# Kid's Playhouse, Swingset and Sandbox



## <*(((>< (Feb 24, 2010)

Here is the ~6'x6' playhouse that will be a work in progress for a while yet. I started this, this spring, but only really get a chance to work on it a few hours here and there, so it has taken me all summer to get it to this point. It is made up of cedar and redwood. The four posts of the playhouse as well as the two point on the A-Frame for the swing set part are set on sonotubes dug below the frostline with posts brackets. The swing set beam (double 2x8's, glued and bolted) lands on the two 4x4 posts on a compound angle as the posts have a 5 degree tilt towards the playhouse, which was a lot of fun doing and figuring out (high school geometry paid off). The cedar shakes were stapled on and the staple shiners on the inside ceiling were covered up by some 1/2 ply.

Things still left to do:

1. Finish the rock wall climber that will attach where the step ladder is.
2. Build a sandbox under the playhouse.
3. Install the glider swing in the last section before the A-Frame.
4. Finish some miscellaneous trim to on some areas for aesthetics.
5. Fascia and eave ply to cover up the staples from the roofing.


----------



## Ostie (Dec 19, 2010)

I really like this. Very nice


----------



## gmack (Jun 9, 2013)

Agreed very nice. I attempted a similar one 2 summers ago but had to give up because building inspector said it was against code. Wife was happy...it was taking an insane amount of hours and not as well built as yours. 

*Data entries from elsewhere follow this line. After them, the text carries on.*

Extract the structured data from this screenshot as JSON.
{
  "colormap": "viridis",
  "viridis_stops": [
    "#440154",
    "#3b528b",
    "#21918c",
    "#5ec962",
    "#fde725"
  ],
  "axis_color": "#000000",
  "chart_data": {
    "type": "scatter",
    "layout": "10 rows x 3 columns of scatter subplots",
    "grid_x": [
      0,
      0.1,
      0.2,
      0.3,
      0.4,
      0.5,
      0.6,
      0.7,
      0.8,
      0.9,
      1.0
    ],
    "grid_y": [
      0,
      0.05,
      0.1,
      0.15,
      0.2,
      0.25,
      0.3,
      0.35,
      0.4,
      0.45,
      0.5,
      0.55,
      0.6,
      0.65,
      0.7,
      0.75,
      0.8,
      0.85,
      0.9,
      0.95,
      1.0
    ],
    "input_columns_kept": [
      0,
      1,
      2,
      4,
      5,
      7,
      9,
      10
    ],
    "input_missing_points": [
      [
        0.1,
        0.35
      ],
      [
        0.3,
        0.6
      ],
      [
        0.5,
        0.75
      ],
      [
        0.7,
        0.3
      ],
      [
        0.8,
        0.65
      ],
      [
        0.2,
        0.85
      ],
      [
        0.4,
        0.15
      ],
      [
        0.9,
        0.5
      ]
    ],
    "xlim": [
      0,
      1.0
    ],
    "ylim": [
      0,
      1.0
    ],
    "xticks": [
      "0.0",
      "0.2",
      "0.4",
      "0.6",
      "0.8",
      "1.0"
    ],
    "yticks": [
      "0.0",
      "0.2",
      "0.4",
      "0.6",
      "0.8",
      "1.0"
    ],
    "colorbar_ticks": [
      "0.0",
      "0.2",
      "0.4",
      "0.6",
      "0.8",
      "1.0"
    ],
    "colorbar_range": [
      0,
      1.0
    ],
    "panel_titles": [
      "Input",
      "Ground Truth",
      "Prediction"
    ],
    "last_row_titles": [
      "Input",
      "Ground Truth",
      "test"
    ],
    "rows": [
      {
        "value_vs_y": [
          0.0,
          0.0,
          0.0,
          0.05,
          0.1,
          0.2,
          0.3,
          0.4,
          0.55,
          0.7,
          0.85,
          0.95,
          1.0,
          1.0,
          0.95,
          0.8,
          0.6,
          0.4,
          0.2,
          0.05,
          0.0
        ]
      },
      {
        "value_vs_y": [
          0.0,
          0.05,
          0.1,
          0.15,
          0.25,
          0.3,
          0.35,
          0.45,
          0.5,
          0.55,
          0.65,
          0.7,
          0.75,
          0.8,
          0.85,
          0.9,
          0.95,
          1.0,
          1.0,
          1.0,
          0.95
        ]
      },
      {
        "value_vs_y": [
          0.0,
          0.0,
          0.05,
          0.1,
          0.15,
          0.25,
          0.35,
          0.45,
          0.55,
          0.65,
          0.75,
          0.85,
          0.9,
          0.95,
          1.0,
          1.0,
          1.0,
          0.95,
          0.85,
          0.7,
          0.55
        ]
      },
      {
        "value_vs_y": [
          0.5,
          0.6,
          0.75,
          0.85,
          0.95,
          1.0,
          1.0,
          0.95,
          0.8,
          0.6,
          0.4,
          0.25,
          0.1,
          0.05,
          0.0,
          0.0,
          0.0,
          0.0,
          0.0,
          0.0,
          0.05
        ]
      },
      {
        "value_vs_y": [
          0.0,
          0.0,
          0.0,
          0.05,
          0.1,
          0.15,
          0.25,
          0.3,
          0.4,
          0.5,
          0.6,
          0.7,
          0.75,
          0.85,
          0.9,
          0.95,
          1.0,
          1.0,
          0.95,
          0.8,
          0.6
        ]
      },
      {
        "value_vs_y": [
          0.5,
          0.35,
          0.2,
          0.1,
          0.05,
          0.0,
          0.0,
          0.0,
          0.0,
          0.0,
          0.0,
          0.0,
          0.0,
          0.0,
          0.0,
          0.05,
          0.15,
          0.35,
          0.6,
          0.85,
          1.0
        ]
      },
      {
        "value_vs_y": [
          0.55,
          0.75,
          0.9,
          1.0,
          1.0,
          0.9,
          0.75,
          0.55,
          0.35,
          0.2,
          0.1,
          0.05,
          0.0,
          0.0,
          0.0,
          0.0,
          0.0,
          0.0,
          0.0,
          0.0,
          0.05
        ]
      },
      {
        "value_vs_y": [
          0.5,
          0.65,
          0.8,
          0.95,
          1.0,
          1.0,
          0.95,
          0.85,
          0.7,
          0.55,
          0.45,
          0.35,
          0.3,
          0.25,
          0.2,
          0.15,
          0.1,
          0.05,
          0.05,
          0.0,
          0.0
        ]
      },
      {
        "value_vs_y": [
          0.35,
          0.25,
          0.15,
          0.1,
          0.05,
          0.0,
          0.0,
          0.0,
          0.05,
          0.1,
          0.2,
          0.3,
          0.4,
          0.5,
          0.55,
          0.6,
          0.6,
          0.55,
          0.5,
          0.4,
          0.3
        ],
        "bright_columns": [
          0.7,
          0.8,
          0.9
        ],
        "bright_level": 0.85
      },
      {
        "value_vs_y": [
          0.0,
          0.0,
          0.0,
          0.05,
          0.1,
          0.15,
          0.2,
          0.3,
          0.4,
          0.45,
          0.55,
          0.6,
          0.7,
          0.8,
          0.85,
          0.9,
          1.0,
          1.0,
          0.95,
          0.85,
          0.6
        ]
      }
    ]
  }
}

Did you have plans or just take measurements from an existing structure?


----------



## <*(((>< (Feb 24, 2010)

Thanks for the comments! I didn't have any plans just agreed on a size of the floor I wanted and worked from there. I didn't really care for the store bought play sets as they just aren't very sturdy and seem to fall apart quickly. I wanted to build this to last my kids and hopefully keep it in good enough condition with keeping it sealed that it will be a selling point when we choose to move.


----------



## Treeoflifestairs.com (Jan 9, 2012)

Where did you get the slide from?


----------



## <*(((>< (Feb 24, 2010)

Treeoflifestairs.com said:


> Where did you get the slide from?


 I got it off craigslist for $50. They are expensive if you buy them new. The swings I bought off Amazon.


----------



## MagGeorge (Jul 5, 2012)

Wow! That's an awesome playhouse, very well planned and designed. I'm sure the kids are very excited about it. Can't wait to see the final product.


----------



## sanchez (Feb 18, 2010)

Nice playset. I especially like the cedar shake roof. Nice detail.


----------



## <*(((>< (Feb 24, 2010)

Thanks for the comments all! I'm in a busy time at work currently and probably won't get much more done over the winter but I will update with some more pictures when I get around to it.


----------